Broutilles, vraiment? Se
faire empester par son voisin négligeant ou je-m'en-foutiste n'a rien d'une
partie de plaisir. L'odeur âcre et irritante d'une combustion de branches ou
de plastiques peut ruiner un projet d'après midi passée au jardin ou sur la
terrasse. Mais, au-delà de cette gêne très momentanée, le problème de santé
publique peut revêtir des contours plus préoccupants.
Selon le rapport
environnemental Mira, en Flandre (2006), 53% des dioxines présentes dans
notre environnement sont originaires des feux ouverts et des feux de jardin.
Et cela, qu'il s'agisse d'un simple tas de débris végétaux ou de déchets
ménagers (emballages, bouteilles, etc.) brûlés en douce pour échapper aux
taxes communales calculées selon le poids ou le volume “mis aux poubelles”.
Gare aux
plastiques!
Eh oui, même de
vulgaires branchages dénués de produit chimique relâchent, s'ils brûlent, du
gaz carbonique (un gaz à effet de serre) mais dégagent également des
dioxines et des hydrocarbures polycycliques aromatiques (HAP), explique le
Mira. Evidemment, c'est la combustion des déchets non naturels,
particulièrement les plastiques, qui dégage de loin le plus de polluants.
“Des dioxines et des furanes (NDLR: une famille proche des dioxines)
se fixent sur les particules fines en suspension, qui peuvent alors être
inhalées et s'avérer toxiques, précise Delphine Fontenoy, chargée de
mission chez Espace Environnement, à Charleroi. Mais, pour peu qu'elles
se déposent sur des fruits et légumes mal nettoyés, elles peuvent aussi être
ingérées. Quant à savoir si elles peuvent aussi se retrouver dans
l'alimentation via les racines des végétaux en sols pollués, la Spaque(1)
étudie actuellement la question…”.
En Suisse, l'Office
fédéral de l'environnement a analysé le problème de très près. Contrairement
à ce qui sort des cheminées des usines d'incinération, devenues bien plus
propres qu'autrefois, les polluants émanant des feux et des incinérateurs de
jardin sont relâchés au ras du sol et se déposent facilement sur les légumes
des jardins. “Sont particulièrement concernés les légumes à larges
feuilles, qui deviennent de véritables capteurs à dioxines”. Et
d'ajouter: “Celui qui incinère des déchets ménagers dans son jardin
enrichit de produits toxiques non seulement sa propre nourriture mais aussi
celle de ses voisins”. Un chiffre?
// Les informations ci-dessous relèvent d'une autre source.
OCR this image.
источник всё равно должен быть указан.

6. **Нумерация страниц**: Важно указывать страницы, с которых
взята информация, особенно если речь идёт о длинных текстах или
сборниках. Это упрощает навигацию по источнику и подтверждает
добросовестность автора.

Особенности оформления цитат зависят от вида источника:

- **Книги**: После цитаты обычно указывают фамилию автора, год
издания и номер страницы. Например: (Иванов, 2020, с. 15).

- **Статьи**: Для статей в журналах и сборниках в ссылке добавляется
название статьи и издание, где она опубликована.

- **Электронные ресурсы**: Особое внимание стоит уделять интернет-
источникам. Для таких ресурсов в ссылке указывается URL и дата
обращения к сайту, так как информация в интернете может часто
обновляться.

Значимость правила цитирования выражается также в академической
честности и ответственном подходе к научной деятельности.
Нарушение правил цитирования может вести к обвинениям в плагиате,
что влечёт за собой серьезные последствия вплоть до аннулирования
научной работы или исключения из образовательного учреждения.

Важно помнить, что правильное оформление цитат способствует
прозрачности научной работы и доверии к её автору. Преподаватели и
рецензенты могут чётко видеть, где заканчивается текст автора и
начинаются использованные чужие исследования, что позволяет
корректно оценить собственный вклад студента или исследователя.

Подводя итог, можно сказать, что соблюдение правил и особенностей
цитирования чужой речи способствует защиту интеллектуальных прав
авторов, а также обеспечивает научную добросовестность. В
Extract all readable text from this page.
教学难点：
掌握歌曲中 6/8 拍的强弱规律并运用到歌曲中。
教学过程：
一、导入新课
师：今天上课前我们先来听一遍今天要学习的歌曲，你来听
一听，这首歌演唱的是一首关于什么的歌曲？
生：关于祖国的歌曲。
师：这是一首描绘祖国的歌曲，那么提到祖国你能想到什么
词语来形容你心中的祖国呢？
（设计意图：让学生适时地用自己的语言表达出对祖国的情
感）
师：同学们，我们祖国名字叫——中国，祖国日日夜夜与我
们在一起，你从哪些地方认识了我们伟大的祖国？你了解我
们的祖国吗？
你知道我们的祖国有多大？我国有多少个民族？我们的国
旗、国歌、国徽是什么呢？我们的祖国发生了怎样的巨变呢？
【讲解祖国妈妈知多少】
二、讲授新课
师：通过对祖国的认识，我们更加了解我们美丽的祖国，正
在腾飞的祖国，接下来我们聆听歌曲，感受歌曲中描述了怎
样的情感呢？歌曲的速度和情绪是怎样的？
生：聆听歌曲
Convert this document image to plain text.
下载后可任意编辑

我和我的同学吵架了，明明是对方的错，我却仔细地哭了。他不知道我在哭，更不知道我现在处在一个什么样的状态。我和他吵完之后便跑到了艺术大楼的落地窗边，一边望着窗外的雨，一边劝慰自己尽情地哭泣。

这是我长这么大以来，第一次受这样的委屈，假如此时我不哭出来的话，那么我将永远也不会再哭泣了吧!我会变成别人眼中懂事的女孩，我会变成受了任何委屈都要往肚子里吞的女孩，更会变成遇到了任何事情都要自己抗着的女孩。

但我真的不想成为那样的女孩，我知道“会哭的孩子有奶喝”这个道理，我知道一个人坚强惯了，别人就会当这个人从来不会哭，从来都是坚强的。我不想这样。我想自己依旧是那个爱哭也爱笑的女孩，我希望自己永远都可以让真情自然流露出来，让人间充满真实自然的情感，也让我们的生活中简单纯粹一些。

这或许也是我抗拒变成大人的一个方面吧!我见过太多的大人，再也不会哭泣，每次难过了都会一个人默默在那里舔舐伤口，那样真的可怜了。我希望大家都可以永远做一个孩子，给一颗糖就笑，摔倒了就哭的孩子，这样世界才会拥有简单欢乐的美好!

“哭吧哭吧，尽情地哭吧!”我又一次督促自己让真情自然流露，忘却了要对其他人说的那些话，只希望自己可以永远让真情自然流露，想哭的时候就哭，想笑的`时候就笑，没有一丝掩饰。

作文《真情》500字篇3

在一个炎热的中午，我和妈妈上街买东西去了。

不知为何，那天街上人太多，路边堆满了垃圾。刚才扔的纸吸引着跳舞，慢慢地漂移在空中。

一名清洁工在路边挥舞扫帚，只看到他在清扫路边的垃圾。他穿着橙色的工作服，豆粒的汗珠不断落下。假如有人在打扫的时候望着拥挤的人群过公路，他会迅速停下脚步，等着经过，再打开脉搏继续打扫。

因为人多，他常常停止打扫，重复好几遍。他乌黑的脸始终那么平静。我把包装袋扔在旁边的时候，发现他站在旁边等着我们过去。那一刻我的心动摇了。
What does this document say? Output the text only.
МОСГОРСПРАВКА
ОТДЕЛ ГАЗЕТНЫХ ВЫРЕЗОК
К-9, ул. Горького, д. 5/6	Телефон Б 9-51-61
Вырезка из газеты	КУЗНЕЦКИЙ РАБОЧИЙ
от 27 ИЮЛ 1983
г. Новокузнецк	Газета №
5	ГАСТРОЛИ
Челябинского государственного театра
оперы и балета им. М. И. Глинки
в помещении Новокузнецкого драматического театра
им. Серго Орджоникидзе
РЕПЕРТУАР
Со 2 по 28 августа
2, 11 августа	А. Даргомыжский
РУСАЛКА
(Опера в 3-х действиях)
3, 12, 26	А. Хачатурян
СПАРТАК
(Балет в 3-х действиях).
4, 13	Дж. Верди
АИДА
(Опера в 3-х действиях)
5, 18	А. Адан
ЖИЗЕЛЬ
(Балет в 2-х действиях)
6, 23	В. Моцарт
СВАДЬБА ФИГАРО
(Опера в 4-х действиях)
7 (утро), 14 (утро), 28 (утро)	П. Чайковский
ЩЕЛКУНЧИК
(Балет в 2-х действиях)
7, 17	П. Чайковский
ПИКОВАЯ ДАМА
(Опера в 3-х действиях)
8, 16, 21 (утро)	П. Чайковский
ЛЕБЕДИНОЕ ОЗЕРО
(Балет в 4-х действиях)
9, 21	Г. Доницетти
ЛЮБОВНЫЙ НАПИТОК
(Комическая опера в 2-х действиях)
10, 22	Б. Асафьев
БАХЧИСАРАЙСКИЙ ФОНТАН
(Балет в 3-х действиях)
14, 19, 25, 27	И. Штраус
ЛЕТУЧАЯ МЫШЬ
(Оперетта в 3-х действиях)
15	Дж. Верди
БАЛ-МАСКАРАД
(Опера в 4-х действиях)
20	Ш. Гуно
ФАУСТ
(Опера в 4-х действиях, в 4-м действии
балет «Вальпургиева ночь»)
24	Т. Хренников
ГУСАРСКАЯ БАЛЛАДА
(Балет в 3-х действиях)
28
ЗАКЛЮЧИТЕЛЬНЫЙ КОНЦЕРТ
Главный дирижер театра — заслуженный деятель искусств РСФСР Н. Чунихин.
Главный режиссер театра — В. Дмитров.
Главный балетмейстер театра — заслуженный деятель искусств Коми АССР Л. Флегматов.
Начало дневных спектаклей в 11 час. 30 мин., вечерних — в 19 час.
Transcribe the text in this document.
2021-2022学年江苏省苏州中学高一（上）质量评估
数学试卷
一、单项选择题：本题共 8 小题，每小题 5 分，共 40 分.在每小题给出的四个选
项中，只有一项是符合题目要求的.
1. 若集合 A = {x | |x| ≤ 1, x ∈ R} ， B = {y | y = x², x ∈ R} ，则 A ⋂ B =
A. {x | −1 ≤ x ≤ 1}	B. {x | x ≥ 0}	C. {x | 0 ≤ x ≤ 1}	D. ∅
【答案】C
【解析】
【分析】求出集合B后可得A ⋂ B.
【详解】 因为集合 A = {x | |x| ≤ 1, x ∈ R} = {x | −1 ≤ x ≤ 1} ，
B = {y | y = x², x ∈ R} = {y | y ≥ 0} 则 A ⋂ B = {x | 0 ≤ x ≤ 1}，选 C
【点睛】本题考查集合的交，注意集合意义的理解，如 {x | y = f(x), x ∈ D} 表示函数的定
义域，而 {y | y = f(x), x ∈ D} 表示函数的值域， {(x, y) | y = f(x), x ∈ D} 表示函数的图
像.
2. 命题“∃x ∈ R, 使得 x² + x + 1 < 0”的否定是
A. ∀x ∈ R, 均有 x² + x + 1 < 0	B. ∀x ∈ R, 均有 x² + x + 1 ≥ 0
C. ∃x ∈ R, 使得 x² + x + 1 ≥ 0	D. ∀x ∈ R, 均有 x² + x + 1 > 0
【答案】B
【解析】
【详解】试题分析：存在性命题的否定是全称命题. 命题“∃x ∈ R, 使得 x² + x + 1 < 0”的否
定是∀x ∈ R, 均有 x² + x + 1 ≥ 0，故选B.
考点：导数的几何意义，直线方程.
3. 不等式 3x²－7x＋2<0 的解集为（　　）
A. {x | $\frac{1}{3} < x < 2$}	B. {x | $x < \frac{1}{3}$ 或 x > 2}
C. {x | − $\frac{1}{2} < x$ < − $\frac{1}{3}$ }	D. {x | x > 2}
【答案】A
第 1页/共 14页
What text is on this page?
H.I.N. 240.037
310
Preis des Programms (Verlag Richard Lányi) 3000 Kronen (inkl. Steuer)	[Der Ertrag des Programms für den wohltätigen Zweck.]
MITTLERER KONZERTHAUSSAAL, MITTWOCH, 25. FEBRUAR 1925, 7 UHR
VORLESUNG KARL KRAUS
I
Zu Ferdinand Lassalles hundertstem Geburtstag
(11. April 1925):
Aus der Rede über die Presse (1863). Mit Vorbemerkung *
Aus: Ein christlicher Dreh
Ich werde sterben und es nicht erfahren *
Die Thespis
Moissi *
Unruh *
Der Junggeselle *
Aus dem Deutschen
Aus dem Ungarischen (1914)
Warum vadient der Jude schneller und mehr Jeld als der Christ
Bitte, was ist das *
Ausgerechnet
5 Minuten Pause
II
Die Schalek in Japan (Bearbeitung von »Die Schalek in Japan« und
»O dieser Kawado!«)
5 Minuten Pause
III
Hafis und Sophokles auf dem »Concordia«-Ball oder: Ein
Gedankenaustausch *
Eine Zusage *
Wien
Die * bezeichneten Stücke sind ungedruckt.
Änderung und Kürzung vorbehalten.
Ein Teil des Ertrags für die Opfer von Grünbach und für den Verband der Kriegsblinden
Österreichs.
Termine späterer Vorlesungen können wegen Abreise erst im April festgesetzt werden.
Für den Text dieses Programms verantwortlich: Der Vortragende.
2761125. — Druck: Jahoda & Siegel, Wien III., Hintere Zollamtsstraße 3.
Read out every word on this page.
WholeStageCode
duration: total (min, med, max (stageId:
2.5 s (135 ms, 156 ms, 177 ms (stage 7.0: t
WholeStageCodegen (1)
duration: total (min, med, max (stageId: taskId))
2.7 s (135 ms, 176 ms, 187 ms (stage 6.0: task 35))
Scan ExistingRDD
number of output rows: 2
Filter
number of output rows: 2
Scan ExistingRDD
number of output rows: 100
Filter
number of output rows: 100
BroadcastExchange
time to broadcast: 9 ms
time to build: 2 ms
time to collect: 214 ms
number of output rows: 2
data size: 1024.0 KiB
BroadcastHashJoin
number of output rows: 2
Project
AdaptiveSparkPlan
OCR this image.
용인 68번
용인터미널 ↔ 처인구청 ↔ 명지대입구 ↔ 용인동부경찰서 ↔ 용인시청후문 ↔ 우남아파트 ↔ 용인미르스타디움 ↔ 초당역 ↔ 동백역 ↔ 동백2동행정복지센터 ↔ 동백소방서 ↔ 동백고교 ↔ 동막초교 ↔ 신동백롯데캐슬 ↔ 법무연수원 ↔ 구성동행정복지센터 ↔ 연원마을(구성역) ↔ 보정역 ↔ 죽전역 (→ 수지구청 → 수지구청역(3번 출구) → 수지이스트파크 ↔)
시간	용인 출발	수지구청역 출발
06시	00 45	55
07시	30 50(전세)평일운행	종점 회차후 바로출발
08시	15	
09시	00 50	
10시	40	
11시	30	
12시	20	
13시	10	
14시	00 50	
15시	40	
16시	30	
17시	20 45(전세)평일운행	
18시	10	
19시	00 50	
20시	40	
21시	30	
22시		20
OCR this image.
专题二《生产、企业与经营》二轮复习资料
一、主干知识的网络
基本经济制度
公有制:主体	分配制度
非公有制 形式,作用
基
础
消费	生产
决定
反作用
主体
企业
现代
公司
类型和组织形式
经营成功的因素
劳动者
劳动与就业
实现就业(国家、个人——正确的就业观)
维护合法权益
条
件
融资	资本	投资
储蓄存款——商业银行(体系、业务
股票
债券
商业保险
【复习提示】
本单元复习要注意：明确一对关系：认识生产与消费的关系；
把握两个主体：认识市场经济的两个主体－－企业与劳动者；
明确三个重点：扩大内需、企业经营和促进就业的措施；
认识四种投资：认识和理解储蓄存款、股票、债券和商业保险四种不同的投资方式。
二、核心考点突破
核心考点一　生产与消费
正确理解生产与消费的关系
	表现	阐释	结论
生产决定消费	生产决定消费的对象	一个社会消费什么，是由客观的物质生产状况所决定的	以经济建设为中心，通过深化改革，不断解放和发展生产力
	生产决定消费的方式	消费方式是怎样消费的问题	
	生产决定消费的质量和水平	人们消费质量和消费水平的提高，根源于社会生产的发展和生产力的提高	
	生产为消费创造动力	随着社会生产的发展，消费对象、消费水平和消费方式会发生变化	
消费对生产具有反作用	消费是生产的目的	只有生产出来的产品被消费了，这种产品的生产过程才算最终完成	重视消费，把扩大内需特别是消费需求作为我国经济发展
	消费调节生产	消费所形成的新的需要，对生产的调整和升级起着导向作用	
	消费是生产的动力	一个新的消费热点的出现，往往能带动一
Les ordures brûlées illégalement, en
Suisse, ont beau ne représenter qu'1 à 2% des déchets incinérés, elles
produisent 27 à 30 grammes de dioxines par an, soit plus du double de toutes
les usines d'incinération de déchets réunies. La réalité belge n'est
probablement pas très différente.
Que dit notre
réglementation? En Wallonie, seule la combustion des déchets végétaux est
autorisée, mais à plus de 100 mètres de toute habitation ou de tout verger,
de toute haie, de toute paille, etc. Autant dire: quasiment nulle part. En
Région bruxelloise, la règle générale est l'interdiction de toute
incinération, quelle que soit la distance. Mais certaines communes tolèrent
peut-être la combustion de déchets verts (il est conseillé de vérifier
auprès de son administration). Bouter le feu à des déchets ménagers est
interdit partout. Paradoxe: la vente de petits incinérateurs de jardin,
pourtant destinés à cette fin et vendus comme tels, reste autorisée dans les
magasins de bricolage. Allez comprendre cette incitation au “crime”, alors
que les parcs à conteneurs et les collectes sélectives n'ont jamais autant
joué leur rôle d'alternatives(2).
Constater, et après?
Depuis deux ans, en
Wallonie, 80 “agents constatateurs”, présents seulement dans certaines
communes, sont spécialement habilités à dresser procès-verbal pour les
petites infractions environnementales. Certes, ils travaillent généralement
pendant les heures de bureau… Mais, au moins, lorsque le Parquet classe leur
PV sans suite (l'écrasante majorité des cas), leur passage chez l'auteur
d'une incinération répressible est suivi par celui d'un “agent
sanctionnateur”, communal ou provincial. “La plupart du temps, mes
collègues et moi sensibilisons le contrevenant au problème avant de vouloir
le réprimer, nuance Fabien Baps, agent constatateur à Awans.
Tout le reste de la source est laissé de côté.